PAR OLIVIER DUFOURG
dunkerque@lavoixdunord.fr PHOTO PATRICK DELECROIX
Digue de Malo, hier après-midi. Chaleur oblige, la foule a envahi le front de mer. Autant, d'ailleurs, pour s'installer sur les terrasses des restaurants que pour s'aligner le long des barrières dressées pour les Quatre Jours. « Quand je suis rentré sur la digue derrière le peloton, je n'ai pas pu m'empêcher d'avoir la larme à l'oeil », confie Jean Bodart, président des Quatre Jours de Dunkerque.

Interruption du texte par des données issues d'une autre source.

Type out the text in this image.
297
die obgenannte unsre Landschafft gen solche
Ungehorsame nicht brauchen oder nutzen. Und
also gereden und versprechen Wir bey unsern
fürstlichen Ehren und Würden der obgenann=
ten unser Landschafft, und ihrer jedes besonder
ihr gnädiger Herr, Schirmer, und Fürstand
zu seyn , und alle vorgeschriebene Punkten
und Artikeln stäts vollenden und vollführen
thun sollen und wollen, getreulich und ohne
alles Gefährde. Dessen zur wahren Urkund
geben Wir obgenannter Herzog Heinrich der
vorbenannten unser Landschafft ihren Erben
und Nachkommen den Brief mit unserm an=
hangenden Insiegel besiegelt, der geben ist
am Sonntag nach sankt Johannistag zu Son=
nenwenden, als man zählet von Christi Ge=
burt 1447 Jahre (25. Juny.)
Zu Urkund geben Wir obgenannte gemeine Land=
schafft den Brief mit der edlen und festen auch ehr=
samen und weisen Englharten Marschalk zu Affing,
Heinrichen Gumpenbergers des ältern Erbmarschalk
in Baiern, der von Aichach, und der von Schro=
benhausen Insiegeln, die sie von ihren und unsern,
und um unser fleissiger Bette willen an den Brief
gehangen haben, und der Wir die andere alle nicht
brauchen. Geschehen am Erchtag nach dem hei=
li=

Il y a tout juste une semaine, pourtant, la fête avait failli être gâchée par le mouvement de grogne des marins pêcheurs boulonnais (notre journal de mercredi). « Le départ des Quatre Jours a effectivement été donné dans la douleur, admet Jean Bodart. Heureusement, j'ai eu des gens intelligents en face de moi et tout s'est bien terminé. » Plutôt agacé lorsqu'il s'agit d'évoquer les péripéties subies dans un passé plus ou moins récent (retrait du Pro Tour, désistement de villes-étapes, difficulté à établir le parcours etc.), le président des Quatre Jours préfère mettre en exergue les échos qu'il a reçus de cette édition 2008 : « Tout le monde s'est dit satisfait, alors pourquoi parler de choses négatives ?, rétorque Jean Bodart. Cette année encore, l'épreuve s'est déroulée sans incident, avec en plus un parcours superbe concocté par Joël Huysman, qui a l'art de trouver de beaux secteurs ! » Côté organisation et sécurité, Jean Bodart souligne : « Pour la quatrième année consécutive, les commissaires internationaux ont souligné notre "zéro faute" de ce côté-là. Le parcours a été très sécurisé, parfois un peu trop, c'est vrai, mais faut-il s'en plaindre ? Je ne le pense pas, car cela renforce la qualité de la course ».
Cerise sur le gâteau cette année, la première victoire d'un coureur de Cofidis. « Je suis très heureux qu'une équipe nordiste remporte le maillot rose et c'était de toute façon mon pronostic au départ, confie le président des Quatre Jours. Seulement, si j'avais parié sur une victoire de Cofidis, je ne voyais pas Stéphane Augé s'imposer, mais plutôt Sylvain Chavanel. » Et Jean Bodart de conclure : « Toutes les satisfactions que je viens d'évoquer, c'est bien sûr très motivant pour l'avenir. En ce qui me concerne, en tout cas, je le dis : l'année prochaine, je serai toujours président des Quatre Jours ».